From here on, you are carried through a whirlwind journey of music. The key here is the atmosphere. The Flaming Lips never lose touch with what they’re doing on this album – it’s dark, foreign, depressing and imposing. Thus every song builds with these ideals as a basis. How did the stagnant Flaming Lips turn around and explode with such suddenly mysterious, muscular music?
The whole thing also seems to focus on the wrongs of humanity, the working of the machine, the tendency of evil. It’s all rather overwhelming… and yet it fits the huge, ambitious music perfectly. Embryonic was just so surprising and amazing.
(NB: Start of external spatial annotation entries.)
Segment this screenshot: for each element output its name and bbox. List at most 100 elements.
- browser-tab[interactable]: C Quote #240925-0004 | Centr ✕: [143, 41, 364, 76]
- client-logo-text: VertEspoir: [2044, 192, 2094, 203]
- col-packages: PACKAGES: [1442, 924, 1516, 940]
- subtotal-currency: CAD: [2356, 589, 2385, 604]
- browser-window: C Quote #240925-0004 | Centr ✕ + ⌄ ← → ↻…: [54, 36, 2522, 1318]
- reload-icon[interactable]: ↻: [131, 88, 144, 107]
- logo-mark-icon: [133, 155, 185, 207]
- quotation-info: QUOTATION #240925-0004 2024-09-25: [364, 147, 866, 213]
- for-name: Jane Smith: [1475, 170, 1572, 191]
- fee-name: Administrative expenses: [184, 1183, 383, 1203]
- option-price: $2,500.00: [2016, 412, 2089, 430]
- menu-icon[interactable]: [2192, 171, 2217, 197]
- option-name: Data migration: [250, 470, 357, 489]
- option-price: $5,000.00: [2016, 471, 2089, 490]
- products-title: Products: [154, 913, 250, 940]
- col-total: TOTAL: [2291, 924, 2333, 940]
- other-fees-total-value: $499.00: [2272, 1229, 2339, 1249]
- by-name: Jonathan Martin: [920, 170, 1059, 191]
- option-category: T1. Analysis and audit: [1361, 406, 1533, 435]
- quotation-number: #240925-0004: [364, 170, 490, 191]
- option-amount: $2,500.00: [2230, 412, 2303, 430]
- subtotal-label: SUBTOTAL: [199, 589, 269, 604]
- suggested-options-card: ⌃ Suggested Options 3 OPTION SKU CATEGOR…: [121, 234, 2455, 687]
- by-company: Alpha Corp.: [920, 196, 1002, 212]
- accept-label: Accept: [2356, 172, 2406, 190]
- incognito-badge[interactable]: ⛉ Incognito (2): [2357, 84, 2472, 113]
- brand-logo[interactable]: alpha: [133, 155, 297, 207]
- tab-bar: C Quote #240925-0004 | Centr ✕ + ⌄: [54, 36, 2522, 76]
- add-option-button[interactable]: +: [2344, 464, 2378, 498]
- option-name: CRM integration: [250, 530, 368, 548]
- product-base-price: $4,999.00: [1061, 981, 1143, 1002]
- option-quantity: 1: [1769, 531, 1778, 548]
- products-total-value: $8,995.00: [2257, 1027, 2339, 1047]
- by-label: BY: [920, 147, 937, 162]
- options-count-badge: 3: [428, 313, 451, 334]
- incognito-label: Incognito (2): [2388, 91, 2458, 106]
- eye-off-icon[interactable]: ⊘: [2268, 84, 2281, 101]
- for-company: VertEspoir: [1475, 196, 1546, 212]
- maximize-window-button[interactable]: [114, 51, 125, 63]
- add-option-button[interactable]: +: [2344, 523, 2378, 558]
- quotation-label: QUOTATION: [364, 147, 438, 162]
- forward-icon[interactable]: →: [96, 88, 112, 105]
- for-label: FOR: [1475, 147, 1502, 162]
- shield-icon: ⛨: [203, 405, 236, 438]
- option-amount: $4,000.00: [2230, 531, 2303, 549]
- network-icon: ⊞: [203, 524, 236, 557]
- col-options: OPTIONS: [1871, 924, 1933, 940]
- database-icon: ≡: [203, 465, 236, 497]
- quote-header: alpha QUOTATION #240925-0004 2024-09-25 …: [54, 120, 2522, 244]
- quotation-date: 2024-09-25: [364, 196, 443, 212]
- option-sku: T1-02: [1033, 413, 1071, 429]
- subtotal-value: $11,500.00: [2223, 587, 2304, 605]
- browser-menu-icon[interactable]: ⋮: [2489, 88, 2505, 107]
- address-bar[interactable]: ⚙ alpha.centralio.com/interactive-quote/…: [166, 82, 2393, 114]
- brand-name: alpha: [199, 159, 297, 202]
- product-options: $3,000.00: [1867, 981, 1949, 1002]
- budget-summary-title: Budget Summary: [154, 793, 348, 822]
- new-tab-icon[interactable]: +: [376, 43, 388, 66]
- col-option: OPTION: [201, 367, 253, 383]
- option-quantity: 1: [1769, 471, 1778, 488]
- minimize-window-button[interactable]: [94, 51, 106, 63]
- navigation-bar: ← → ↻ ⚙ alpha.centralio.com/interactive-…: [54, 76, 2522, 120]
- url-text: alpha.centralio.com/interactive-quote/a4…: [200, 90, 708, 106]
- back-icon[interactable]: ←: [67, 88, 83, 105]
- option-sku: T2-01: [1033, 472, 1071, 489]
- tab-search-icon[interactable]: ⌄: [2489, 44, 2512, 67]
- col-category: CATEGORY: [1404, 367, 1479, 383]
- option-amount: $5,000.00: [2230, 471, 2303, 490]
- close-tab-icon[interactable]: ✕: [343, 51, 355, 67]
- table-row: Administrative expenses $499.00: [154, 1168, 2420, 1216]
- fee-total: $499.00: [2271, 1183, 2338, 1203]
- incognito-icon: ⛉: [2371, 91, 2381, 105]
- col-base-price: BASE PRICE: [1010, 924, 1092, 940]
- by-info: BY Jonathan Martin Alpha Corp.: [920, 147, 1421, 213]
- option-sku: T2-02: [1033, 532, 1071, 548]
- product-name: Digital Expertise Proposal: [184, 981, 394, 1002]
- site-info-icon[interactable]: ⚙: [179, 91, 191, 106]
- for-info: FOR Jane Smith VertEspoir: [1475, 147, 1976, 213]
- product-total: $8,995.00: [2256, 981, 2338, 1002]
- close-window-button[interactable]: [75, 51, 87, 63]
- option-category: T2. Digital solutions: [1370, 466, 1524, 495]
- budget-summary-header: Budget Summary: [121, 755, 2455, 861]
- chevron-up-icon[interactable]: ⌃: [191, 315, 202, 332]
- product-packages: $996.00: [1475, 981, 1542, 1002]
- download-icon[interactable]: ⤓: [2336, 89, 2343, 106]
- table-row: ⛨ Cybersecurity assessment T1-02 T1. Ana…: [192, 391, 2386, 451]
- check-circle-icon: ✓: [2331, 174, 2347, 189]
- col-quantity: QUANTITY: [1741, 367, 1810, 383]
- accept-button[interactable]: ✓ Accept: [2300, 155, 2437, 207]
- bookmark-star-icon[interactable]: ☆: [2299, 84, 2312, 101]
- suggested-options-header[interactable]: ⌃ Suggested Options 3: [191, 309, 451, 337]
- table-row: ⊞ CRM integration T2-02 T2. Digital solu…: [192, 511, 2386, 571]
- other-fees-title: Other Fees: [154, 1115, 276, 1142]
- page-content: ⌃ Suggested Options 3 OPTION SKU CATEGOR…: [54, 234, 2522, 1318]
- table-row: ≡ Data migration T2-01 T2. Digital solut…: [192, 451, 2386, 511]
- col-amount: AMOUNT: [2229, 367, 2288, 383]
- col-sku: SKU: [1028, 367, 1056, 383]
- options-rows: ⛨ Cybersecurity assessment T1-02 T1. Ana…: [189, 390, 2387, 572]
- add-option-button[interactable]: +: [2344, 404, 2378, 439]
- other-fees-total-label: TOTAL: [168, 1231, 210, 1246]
With a bit of time now to digest things, I really had no choice in the matter. Embryonic is clearly the best album of 2009. My heart may wish to go otherwise, but to leave this album would be so wrong. Maybe even more impressive is how this album has managed to reach that kind of plateau where I can think about it along with The Moon & Antarctica or OK Computer. Its scope, concept and style of music fits the bill. This is an album I hope to be playing years from now, still considering how lucky I was to run into it.